Copyright Lawsuits Won’t Stop People from Sharing Research
In principle, everyone in the world should have access to the same body of knowledge. The UN Declaration of Human Rights says that everyone deserves the right “to share in scientific advancement and its benefits.”
The reality is a bit messier. Institutional subscriptions to academic databases don’t cover every article someone would ever need. When scholars and professors find a reference to an article that they don’t have access to, they’ll often turn to less orthodox approaches: asking for the paper on Twitter or Facebook, emailing a friend at another institution, or even asking the author directly. For a lot of people, research amounts to a patchwork of sources culled together through authorized and unauthorized methods.
Publishing giant Elsevier recently made headlines with its attempts to curb sharing of its papers. When Elsevier persuaded a court to order two websites taken down, they quickly reemerged at different URLs. The story demonstrates what anyone who uses the Internet already knows: copyright lawsuits only temporarily slow sharing. They don’t prevent it.
The Rise and Fall and Rise of Sci-Hub
In 2011, researcher Alexandra Elbakyan developed a method for bypassing paywalls to get to the research she needed. “When I was working on my research project, I found out that all research papers I needed for work were paywalled,” she said in an interview. “I was a student in Kazakhstan at the time and our university was not subscribed to anything.”
Elbakyan found a way to spoof universities’ IP addresses, getting access to the same resources that students and faculty at those universities can see. When word of Elbakyan’s hack got around, friends and colleagues began to ask her to find papers for them. She realized that helping everyone individually wasn’t sustainable, so she built a website—Sci-Hub—that anyone could use to retrieve paywalled research.
Needless to say, Sci-Hub got the attention of the academic publishing world. In June, Elsevier filed a copyright infringement lawsuit against both Sci-Hub and LibGen (Library Genesis), another repository for unauthorized sharing of research papers. On October 30, a New York judge granted an injunction against several web domains owned by Sci-Hub and LibGen.
Sci-Hub and LibGen have now moved to new domains, and Sci-Hub has set up a .onion address; this allows users to access the service anonymously through Tor. How quickly the sites have gotten back on their feet after the injunction underscores that these services can’t really be stopped. Elsevier can’t kill unauthorized sharing of its papers; at best, it can only make sharing incrementally less convenient.
Sharing Doesn’t Fix Closed
On the other hand, services like Sci-Hub only make sharing incrementally more convenient. They don’t fix the problems inherent to a closed publishing model.
A few months ago, the hashtag #icanhazpdf got a lot of media attention. The idea behind #icanhazpdf is simple: when someone finds a reference to an article they can’t access, they ask for it on Twitter. When someone with access sends over the PDF, the original poster deletes their tweet.
#icanhazpdf and Sci-Hub might be new, but the kind of informal sharing they represent has been around for as long as the Internet has existed. They haven’t changed the systemic disparities in who has access to research (it’s worth mentioning here that most of the traffic to LibGen and Sci-Hub comes from economically disadvantaged countries).
People without institutional access to academic databases probably have fewer friends with access—therefore, fewer people they can reach out to for help. Many people aren’t aware of sites like Sci-Hub, or aren’t willing to use them.
Reaching out to an author directly can be a mixed bag, too: many researchers are afraid to share their own work thanks to the prohibitive contracts they sign when they publish. What’s more, relying on the authors themselves makes their own personal prejudices a gating factor. Sadly, informal sharing of research isn’t immune to the inequalities that plague traditional publishing.
We Can Help Publishers Change
As long as the publishing industry relies on closed models, it will need to spend more and more time and legal fees fighting sharing, locked in a perpetual game of hide-and-seek.

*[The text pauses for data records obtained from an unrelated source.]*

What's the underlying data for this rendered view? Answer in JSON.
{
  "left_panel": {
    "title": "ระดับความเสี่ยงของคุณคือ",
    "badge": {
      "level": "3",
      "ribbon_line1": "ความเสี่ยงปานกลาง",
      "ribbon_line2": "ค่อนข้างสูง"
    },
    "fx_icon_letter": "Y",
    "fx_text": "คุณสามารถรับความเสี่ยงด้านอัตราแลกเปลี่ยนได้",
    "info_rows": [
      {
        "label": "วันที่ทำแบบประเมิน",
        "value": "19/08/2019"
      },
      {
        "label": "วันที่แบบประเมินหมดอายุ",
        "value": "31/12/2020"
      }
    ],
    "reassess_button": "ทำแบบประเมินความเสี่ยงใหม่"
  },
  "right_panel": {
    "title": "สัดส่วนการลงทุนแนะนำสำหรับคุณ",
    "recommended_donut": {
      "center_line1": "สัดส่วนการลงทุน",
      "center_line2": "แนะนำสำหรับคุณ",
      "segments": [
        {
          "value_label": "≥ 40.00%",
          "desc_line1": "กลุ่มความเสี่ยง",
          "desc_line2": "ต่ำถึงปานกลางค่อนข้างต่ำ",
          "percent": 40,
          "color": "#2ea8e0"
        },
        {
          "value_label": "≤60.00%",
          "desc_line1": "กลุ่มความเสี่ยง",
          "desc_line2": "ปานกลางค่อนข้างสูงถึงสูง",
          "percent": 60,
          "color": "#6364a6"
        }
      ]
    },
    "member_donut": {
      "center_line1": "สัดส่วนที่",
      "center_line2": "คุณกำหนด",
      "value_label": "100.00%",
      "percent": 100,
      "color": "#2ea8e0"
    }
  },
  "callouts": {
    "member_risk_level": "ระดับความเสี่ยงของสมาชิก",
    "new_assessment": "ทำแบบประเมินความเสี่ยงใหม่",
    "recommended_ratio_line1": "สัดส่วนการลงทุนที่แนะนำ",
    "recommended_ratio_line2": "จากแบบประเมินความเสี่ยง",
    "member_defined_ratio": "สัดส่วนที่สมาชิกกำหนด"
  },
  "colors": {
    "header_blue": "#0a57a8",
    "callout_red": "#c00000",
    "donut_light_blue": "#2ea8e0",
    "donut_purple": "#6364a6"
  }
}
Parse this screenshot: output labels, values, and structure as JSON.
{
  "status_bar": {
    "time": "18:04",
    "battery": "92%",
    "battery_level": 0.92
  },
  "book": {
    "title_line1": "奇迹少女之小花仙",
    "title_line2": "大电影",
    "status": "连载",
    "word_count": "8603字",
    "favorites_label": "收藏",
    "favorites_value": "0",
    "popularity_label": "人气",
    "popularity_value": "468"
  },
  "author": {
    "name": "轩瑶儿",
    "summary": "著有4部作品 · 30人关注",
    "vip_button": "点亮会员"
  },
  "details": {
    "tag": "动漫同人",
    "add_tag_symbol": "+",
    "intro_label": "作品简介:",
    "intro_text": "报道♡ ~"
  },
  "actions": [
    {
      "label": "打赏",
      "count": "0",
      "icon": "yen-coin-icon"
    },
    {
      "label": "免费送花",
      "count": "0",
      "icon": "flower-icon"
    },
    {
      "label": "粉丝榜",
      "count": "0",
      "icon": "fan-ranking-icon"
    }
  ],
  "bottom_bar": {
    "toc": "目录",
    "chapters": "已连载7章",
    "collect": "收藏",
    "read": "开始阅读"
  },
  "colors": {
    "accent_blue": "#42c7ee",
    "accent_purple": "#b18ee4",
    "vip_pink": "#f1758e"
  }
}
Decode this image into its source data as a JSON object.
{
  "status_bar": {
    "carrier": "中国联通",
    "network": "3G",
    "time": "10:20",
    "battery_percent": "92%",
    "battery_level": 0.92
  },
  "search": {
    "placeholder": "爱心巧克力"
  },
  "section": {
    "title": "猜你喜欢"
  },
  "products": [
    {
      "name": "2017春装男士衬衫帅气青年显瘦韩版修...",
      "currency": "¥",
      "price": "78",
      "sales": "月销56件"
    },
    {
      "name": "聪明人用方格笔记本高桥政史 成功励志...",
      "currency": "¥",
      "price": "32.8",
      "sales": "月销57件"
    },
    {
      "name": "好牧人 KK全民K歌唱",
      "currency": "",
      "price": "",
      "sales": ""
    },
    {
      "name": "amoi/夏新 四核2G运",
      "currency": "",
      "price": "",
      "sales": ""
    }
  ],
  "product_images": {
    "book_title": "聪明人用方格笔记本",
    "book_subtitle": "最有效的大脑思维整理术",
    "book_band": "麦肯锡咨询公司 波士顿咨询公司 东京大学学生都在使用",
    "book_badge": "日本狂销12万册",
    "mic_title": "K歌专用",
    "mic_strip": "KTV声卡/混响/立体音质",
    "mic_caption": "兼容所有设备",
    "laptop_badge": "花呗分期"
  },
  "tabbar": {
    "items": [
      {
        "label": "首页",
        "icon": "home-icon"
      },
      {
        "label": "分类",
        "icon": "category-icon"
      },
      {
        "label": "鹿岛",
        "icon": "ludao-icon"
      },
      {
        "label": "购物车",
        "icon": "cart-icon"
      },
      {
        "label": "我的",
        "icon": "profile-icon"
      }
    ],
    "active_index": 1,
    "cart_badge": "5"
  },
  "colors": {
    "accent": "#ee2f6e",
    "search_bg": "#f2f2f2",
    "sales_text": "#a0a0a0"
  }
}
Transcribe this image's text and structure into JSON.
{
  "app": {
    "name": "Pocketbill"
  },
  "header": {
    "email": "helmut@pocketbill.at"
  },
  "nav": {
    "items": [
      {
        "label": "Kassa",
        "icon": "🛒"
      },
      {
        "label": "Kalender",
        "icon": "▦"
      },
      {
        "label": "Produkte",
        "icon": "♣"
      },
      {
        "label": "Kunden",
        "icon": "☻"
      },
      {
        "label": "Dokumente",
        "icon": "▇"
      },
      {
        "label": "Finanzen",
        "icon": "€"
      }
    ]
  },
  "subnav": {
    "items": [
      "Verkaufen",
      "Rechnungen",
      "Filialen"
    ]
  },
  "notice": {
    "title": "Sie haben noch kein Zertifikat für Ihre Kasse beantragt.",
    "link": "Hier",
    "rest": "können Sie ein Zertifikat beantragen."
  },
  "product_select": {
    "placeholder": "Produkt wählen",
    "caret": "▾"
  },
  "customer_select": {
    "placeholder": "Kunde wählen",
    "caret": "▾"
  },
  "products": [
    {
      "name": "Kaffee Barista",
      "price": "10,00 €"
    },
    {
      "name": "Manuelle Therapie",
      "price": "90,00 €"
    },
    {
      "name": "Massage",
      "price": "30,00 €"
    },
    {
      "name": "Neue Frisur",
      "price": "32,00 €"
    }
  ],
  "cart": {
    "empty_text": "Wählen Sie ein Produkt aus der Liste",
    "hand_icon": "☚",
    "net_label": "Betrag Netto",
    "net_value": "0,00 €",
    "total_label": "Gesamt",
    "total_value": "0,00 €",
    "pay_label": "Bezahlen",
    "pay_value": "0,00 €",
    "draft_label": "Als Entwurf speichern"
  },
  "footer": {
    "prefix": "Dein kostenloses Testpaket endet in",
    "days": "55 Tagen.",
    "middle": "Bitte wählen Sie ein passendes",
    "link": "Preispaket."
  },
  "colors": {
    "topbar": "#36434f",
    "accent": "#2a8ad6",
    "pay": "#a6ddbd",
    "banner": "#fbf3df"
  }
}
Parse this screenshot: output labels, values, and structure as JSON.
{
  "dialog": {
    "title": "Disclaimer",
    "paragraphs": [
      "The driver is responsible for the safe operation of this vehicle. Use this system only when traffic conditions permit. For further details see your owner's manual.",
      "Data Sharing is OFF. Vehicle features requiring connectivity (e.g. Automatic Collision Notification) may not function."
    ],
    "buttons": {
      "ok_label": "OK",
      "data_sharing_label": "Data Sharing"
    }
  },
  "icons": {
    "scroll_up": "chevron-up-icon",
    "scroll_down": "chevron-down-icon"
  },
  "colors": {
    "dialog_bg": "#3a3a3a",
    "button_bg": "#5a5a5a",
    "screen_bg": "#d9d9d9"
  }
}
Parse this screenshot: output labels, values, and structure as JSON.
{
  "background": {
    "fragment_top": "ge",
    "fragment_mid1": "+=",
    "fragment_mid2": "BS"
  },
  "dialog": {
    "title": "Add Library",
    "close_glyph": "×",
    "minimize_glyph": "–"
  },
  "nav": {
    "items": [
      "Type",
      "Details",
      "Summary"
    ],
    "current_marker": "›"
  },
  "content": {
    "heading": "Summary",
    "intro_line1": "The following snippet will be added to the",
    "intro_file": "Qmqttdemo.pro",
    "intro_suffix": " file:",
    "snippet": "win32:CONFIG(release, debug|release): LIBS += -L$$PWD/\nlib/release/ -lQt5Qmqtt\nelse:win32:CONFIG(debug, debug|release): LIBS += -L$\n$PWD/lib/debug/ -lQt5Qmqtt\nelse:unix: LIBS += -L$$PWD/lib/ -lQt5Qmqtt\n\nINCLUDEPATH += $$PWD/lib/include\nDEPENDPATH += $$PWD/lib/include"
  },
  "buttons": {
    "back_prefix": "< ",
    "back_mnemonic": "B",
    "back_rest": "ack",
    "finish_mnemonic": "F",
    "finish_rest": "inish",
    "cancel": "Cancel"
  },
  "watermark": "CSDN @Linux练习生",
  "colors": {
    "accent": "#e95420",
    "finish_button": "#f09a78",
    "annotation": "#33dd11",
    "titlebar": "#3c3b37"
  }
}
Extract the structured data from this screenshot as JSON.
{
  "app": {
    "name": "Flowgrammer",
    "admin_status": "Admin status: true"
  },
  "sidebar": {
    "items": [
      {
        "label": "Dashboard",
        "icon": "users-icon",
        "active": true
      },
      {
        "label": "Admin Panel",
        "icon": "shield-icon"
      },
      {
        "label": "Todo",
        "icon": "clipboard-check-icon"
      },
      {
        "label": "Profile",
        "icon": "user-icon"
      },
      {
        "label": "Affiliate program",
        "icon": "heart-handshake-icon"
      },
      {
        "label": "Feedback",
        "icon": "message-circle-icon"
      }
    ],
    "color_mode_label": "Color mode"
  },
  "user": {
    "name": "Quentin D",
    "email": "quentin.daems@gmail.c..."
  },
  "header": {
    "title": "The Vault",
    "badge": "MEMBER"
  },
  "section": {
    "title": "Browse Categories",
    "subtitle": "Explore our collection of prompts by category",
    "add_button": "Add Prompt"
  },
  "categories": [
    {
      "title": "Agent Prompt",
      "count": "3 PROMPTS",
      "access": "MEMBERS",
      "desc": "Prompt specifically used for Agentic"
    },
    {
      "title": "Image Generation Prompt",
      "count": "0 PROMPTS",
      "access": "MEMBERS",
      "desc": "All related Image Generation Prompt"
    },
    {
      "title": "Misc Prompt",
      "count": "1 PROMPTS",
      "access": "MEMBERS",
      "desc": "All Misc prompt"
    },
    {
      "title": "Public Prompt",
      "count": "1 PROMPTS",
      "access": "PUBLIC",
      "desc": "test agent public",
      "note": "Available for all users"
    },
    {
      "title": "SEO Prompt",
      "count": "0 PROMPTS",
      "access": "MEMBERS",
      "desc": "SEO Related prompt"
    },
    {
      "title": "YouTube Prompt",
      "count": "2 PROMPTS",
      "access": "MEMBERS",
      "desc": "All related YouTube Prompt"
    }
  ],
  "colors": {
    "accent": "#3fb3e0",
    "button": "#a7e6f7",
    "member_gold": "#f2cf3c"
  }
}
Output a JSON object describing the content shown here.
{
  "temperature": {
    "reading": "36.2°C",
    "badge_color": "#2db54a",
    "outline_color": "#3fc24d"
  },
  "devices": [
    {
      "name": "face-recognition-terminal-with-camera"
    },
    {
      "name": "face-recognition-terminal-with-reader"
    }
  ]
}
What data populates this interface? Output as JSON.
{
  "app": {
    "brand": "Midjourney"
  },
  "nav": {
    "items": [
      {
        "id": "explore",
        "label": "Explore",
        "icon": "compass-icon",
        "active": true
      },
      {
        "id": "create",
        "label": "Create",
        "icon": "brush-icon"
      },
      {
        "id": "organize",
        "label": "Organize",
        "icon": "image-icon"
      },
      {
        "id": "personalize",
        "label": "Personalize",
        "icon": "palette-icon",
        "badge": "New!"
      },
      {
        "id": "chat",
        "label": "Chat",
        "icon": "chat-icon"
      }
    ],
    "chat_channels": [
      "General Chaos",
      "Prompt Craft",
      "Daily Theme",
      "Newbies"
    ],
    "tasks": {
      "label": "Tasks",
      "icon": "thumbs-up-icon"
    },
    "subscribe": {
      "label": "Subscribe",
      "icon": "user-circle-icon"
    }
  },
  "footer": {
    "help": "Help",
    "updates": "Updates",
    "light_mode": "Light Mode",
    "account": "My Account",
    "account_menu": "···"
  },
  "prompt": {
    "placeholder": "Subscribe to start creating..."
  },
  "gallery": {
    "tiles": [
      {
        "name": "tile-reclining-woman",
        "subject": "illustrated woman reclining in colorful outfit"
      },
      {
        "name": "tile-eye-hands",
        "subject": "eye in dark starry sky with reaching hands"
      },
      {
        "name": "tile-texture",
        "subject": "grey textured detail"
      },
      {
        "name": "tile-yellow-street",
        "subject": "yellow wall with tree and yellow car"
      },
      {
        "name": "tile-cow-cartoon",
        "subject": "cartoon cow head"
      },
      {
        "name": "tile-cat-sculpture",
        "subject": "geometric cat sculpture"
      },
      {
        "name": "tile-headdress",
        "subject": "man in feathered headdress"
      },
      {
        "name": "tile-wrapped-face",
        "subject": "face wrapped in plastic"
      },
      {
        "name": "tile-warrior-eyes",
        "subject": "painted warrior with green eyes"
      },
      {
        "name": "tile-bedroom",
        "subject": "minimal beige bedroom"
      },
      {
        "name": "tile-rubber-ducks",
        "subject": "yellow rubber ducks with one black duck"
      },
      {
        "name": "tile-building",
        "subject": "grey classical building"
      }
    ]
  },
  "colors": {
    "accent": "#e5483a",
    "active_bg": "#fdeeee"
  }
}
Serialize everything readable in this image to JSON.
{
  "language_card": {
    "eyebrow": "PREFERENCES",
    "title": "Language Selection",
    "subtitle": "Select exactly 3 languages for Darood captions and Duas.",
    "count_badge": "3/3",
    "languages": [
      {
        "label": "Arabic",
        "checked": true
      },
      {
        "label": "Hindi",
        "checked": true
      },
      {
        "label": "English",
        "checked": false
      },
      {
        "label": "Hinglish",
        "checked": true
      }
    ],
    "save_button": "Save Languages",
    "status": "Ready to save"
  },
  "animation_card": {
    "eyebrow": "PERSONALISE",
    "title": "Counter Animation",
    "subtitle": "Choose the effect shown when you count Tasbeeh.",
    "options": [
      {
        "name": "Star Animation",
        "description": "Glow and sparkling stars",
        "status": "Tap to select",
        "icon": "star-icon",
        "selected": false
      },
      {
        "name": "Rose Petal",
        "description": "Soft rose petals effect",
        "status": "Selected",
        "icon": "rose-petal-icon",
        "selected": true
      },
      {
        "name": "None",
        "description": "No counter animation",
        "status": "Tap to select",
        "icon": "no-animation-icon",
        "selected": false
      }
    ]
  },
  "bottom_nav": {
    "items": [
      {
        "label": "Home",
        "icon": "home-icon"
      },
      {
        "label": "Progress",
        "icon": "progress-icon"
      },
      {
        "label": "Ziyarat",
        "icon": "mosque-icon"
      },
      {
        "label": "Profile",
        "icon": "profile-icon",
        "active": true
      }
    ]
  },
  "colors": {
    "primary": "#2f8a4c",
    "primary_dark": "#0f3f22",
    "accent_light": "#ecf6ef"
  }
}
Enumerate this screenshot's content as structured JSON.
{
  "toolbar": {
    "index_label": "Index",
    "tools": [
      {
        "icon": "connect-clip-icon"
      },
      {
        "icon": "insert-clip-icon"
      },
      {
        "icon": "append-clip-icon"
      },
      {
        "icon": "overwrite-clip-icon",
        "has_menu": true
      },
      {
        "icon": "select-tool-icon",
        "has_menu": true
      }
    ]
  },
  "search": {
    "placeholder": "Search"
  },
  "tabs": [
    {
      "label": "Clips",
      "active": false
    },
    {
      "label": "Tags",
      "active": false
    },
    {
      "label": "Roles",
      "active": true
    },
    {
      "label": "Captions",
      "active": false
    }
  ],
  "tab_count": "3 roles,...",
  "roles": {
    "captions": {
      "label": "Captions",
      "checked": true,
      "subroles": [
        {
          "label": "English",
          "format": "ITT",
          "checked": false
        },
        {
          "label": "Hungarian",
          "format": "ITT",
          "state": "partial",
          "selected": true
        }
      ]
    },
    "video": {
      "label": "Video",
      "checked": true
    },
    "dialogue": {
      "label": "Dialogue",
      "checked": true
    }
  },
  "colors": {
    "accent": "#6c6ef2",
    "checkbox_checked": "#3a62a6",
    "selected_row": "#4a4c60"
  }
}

What if Elsevier and other large publishers poured less time and money into fighting each new research-sharing website, and more into addressing the disparities that prompt those workarounds in the first place?
There’s a bill in Congress called FASTR (S.779, H.R.1477) that would require that federally funded research be shared openly. FASTR has strong supporters in both parties, but in order for Congress to move forward with the bill, it needs to hear that open access matters to the public.
FASTR—and reforms like it—will lead publishers to migrate to business models that don’t rely on hiding research from the public. Tell your lawmakers that publicly funded research should be publicly shared.